Noise-Boosted Backpropagation Learning of Feedforward Threshold Neural Networks for Function Approximation

Aiming to ensure the feasibility of the backpropagation training of feedforward threshold neural networks, each hidden unit layer is designed to be composed of a sufficiently large number of hard-limiting activation functions that are excited by mutually independent external noise components and the weighted inputs simultaneously. The application of noise to nondifferentiable activation functions enables a proper definition of the gradients, and the injected noise is treated as a network parameter that can be adaptively updated by a stochastic gradient descent learning rule. This noise-boosted backpropagation learning process is found to converge to a nonzero optimized level of noise, indicating that the injected noise is beneficial both for the learning and for the ensuing retrieval phase. For minimizing the total error energy of the function approximation in the designed threshold neural network, the proposed noise-boosted backpropagation learning method is proven to be better than directly injecting noise into network inputs or weight coefficients.

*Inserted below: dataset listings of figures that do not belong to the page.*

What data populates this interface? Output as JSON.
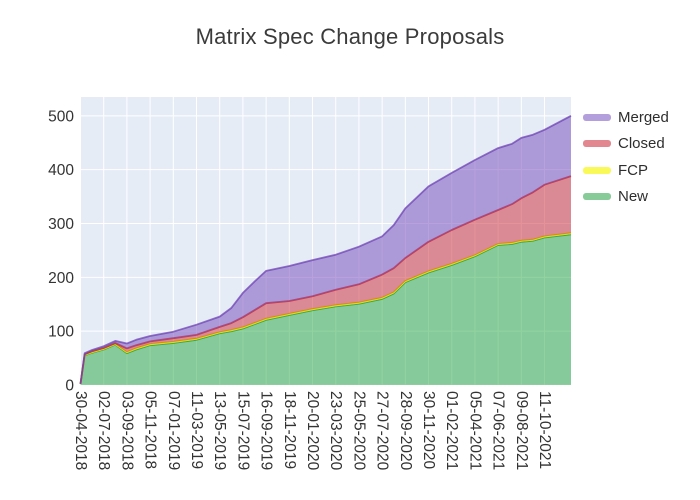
{
  "figure": {
    "title": "Matrix Spec Change Proposals"
  },
  "legend": {
    "items": [
      {
        "label": "Merged",
        "swatch": "#b39fdc"
      },
      {
        "label": "Closed",
        "swatch": "#e2878f"
      },
      {
        "label": "FCP",
        "swatch": "#f9f95a"
      },
      {
        "label": "New",
        "swatch": "#87cb99"
      }
    ]
  },
  "chart_data": {
    "type": "area",
    "stacked": true,
    "title": "Matrix Spec Change Proposals",
    "xlabel": "",
    "ylabel": "",
    "grid": true,
    "legend_position": "right",
    "plot_bg": "#e5ecf6",
    "grid_color": "#ffffff",
    "tick_label_color": "#333333",
    "ylim": [
      0,
      535
    ],
    "y_ticks": [
      0,
      100,
      200,
      300,
      400,
      500
    ],
    "x_tick_labels": [
      "30-04-2018",
      "02-07-2018",
      "03-09-2018",
      "05-11-2018",
      "07-01-2019",
      "11-03-2019",
      "13-05-2019",
      "15-07-2019",
      "16-09-2019",
      "18-11-2019",
      "20-01-2020",
      "23-03-2020",
      "25-05-2020",
      "27-07-2020",
      "28-09-2020",
      "30-11-2020",
      "01-02-2021",
      "05-04-2021",
      "07-06-2021",
      "09-08-2021",
      "11-10-2021"
    ],
    "x_points_in_tick_units": [
      0,
      0.18,
      0.5,
      1,
      1.5,
      2,
      2.4,
      3,
      4,
      5,
      6,
      6.5,
      7,
      7.5,
      8,
      9,
      10,
      11,
      12,
      13,
      13.5,
      14,
      15,
      16,
      17,
      18,
      18.6,
      19,
      19.5,
      20,
      21.14
    ],
    "stack_order_bottom_to_top": [
      "New",
      "FCP",
      "Closed",
      "Merged"
    ],
    "series": [
      {
        "name": "New",
        "fill": "rgba(40,168,66,0.5)",
        "line": "rgba(35,150,60,0.75)",
        "values": [
          2,
          55,
          60,
          66,
          75,
          59,
          66,
          74,
          78,
          84,
          96,
          100,
          105,
          113,
          121,
          130,
          139,
          146,
          151,
          160,
          170,
          191,
          209,
          223,
          239,
          260,
          262,
          266,
          268,
          274,
          280
        ]
      },
      {
        "name": "FCP",
        "fill": "rgba(255,255,0,0.7)",
        "line": "rgba(225,225,0,0.9)",
        "values": [
          0,
          1,
          1,
          1,
          1,
          2,
          2,
          2,
          2,
          2,
          2,
          2,
          2,
          2,
          2,
          2,
          2,
          2,
          2,
          2,
          2,
          2,
          2,
          2,
          2,
          2,
          2,
          2,
          2,
          2,
          2
        ]
      },
      {
        "name": "Closed",
        "fill": "rgba(205,40,50,0.5)",
        "line": "rgba(190,35,55,0.75)",
        "values": [
          0,
          1,
          2,
          2,
          2,
          7,
          6,
          5,
          7,
          7,
          10,
          13,
          19,
          24,
          29,
          24,
          24,
          29,
          34,
          43,
          45,
          43,
          55,
          63,
          66,
          63,
          72,
          79,
          88,
          96,
          106
        ]
      },
      {
        "name": "Merged",
        "fill": "rgba(115,70,185,0.5)",
        "line": "rgba(110,65,180,0.75)",
        "values": [
          0,
          2,
          2,
          3,
          4,
          9,
          10,
          10,
          12,
          19,
          19,
          28,
          45,
          53,
          60,
          65,
          67,
          65,
          70,
          71,
          80,
          92,
          103,
          106,
          111,
          115,
          112,
          112,
          107,
          102,
          112
        ]
      }
    ]
  }
}
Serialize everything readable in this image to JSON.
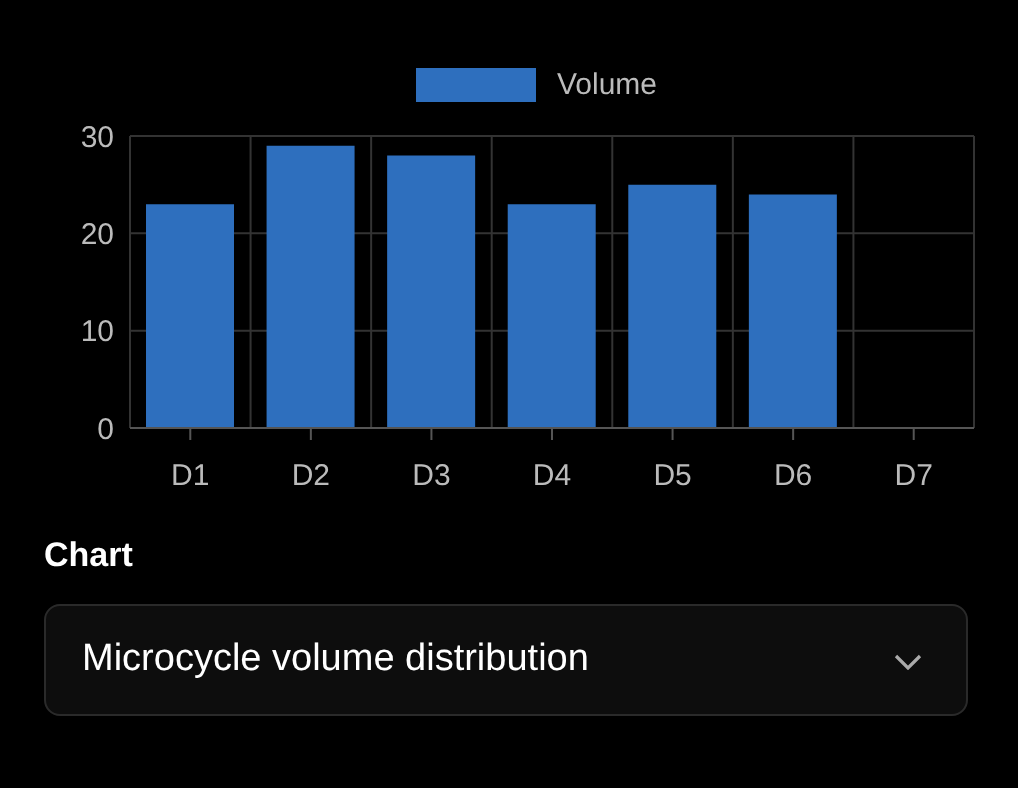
{
  "chart_data": {
    "type": "bar",
    "categories": [
      "D1",
      "D2",
      "D3",
      "D4",
      "D5",
      "D6",
      "D7"
    ],
    "series": [
      {
        "name": "Volume",
        "color": "#2e6fbe",
        "values": [
          23,
          29,
          28,
          23,
          25,
          24,
          null
        ]
      }
    ],
    "ylim": [
      0,
      30
    ],
    "yticks": [
      0,
      10,
      20,
      30
    ],
    "grid": true,
    "legend": "top",
    "annotations": [
      "Chart",
      "Microcycle volume distribution"
    ]
  }
}
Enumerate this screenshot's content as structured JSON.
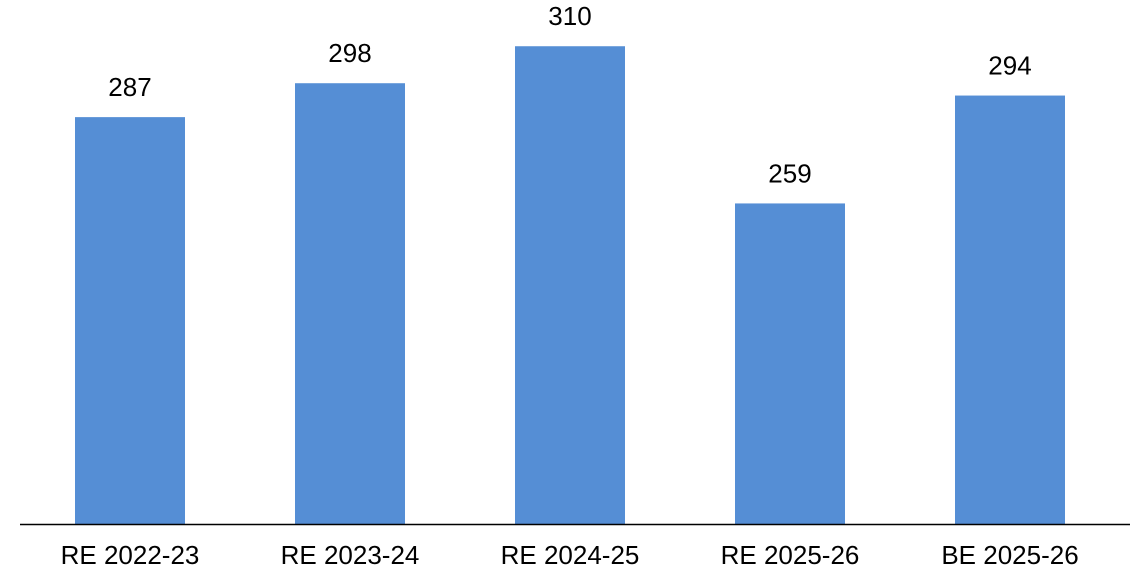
{
  "chart_data": {
    "type": "bar",
    "categories": [
      "RE 2022-23",
      "RE 2023-24",
      "RE 2024-25",
      "RE 2025-26",
      "BE 2025-26"
    ],
    "values": [
      287,
      298,
      310,
      259,
      294
    ],
    "color": "#558ed5",
    "ylim": [
      155,
      325
    ]
  }
}
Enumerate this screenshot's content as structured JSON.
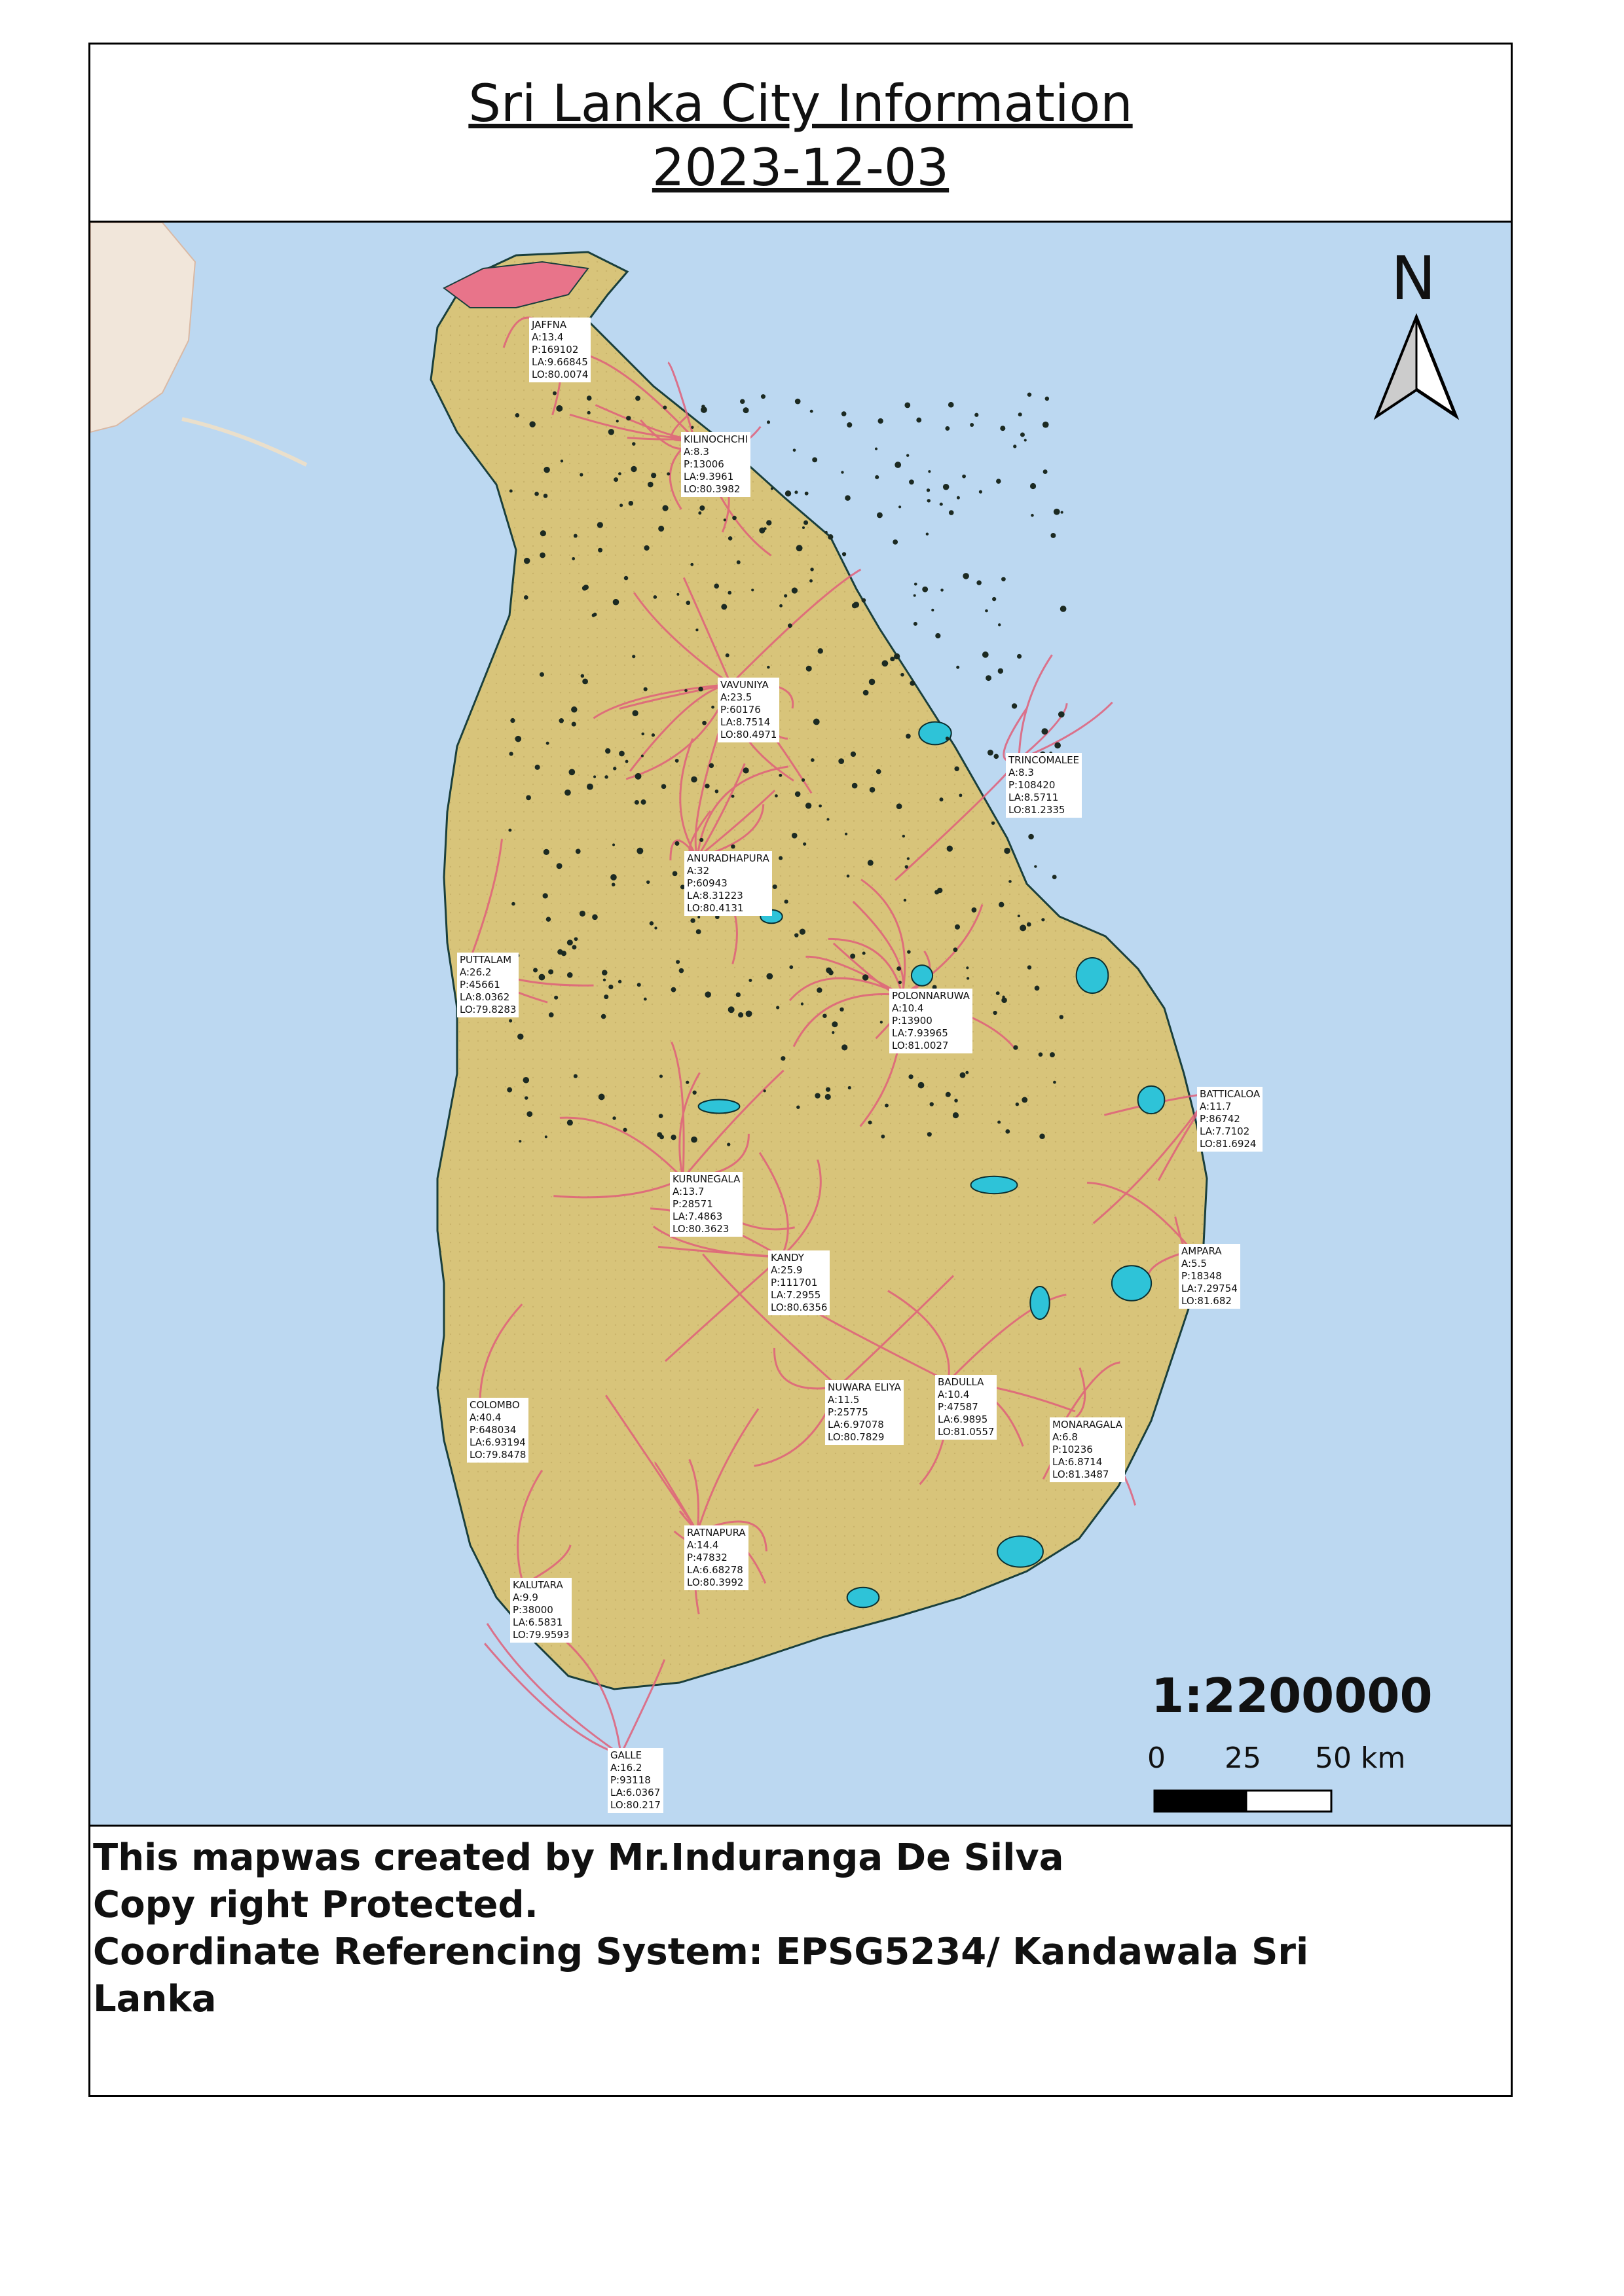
{
  "title": {
    "line1": "Sri Lanka City Information",
    "line2": "2023-12-03"
  },
  "north_arrow": {
    "letter": "N"
  },
  "scale": {
    "ratio": "1:2200000",
    "ticks": [
      "0",
      "25",
      "50 km"
    ]
  },
  "cities": [
    {
      "name": "JAFFNA",
      "a": "A:13.4",
      "p": "P:169102",
      "la": "LA:9.66845",
      "lo": "LO:80.0074"
    },
    {
      "name": "KILINOCHCHI",
      "a": "A:8.3",
      "p": "P:13006",
      "la": "LA:9.3961",
      "lo": "LO:80.3982"
    },
    {
      "name": "VAVUNIYA",
      "a": "A:23.5",
      "p": "P:60176",
      "la": "LA:8.7514",
      "lo": "LO:80.4971"
    },
    {
      "name": "TRINCOMALEE",
      "a": "A:8.3",
      "p": "P:108420",
      "la": "LA:8.5711",
      "lo": "LO:81.2335"
    },
    {
      "name": "ANURADHAPURA",
      "a": "A:32",
      "p": "P:60943",
      "la": "LA:8.31223",
      "lo": "LO:80.4131"
    },
    {
      "name": "PUTTALAM",
      "a": "A:26.2",
      "p": "P:45661",
      "la": "LA:8.0362",
      "lo": "LO:79.8283"
    },
    {
      "name": "POLONNARUWA",
      "a": "A:10.4",
      "p": "P:13900",
      "la": "LA:7.93965",
      "lo": "LO:81.0027"
    },
    {
      "name": "BATTICALOA",
      "a": "A:11.7",
      "p": "P:86742",
      "la": "LA:7.7102",
      "lo": "LO:81.6924"
    },
    {
      "name": "KURUNEGALA",
      "a": "A:13.7",
      "p": "P:28571",
      "la": "LA:7.4863",
      "lo": "LO:80.3623"
    },
    {
      "name": "KANDY",
      "a": "A:25.9",
      "p": "P:111701",
      "la": "LA:7.2955",
      "lo": "LO:80.6356"
    },
    {
      "name": "AMPARA",
      "a": "A:5.5",
      "p": "P:18348",
      "la": "LA:7.29754",
      "lo": "LO:81.682"
    },
    {
      "name": "NUWARA ELIYA",
      "a": "A:11.5",
      "p": "P:25775",
      "la": "LA:6.97078",
      "lo": "LO:80.7829"
    },
    {
      "name": "BADULLA",
      "a": "A:10.4",
      "p": "P:47587",
      "la": "LA:6.9895",
      "lo": "LO:81.0557"
    },
    {
      "name": "COLOMBO",
      "a": "A:40.4",
      "p": "P:648034",
      "la": "LA:6.93194",
      "lo": "LO:79.8478"
    },
    {
      "name": "MONARAGALA",
      "a": "A:6.8",
      "p": "P:10236",
      "la": "LA:6.8714",
      "lo": "LO:81.3487"
    },
    {
      "name": "RATNAPURA",
      "a": "A:14.4",
      "p": "P:47832",
      "la": "LA:6.68278",
      "lo": "LO:80.3992"
    },
    {
      "name": "KALUTARA",
      "a": "A:9.9",
      "p": "P:38000",
      "la": "LA:6.5831",
      "lo": "LO:79.9593"
    },
    {
      "name": "GALLE",
      "a": "A:16.2",
      "p": "P:93118",
      "la": "LA:6.0367",
      "lo": "LO:80.217"
    }
  ],
  "footer": {
    "line1": "This mapwas created by Mr.Induranga De Silva",
    "line2": "Copy right Protected.",
    "line3": "Coordinate Referencing System: EPSG5234/ Kandawala Sri",
    "line4": "Lanka"
  },
  "colors": {
    "sea": "#bcd8f1",
    "land": "#d8c47a",
    "roads": "#e0607a",
    "tanks": "#2ec3d8"
  }
}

The Lipschitz continuous property of the noise-smoothed activation function in the hidden unit layer is demonstrated to guarantee the local convergence of the learning process. Beyond the Gaussian injected noise, the optimal noise type is also numerically solved for training the designed threshold neural network. Test experiments for approximating nonlinear functions and real-world datasets verify the feasibility of this noise-boosted backpropagation algorithm in the threshold neural network. These results not only extend the analysis of the beneficial effects of noise similar to stochastic resonance and exploited here to the universal approximation capabilities of threshold neural networks, but also allow backpropagation training of neural networks with a much wider family of nondifferentiable activation functions.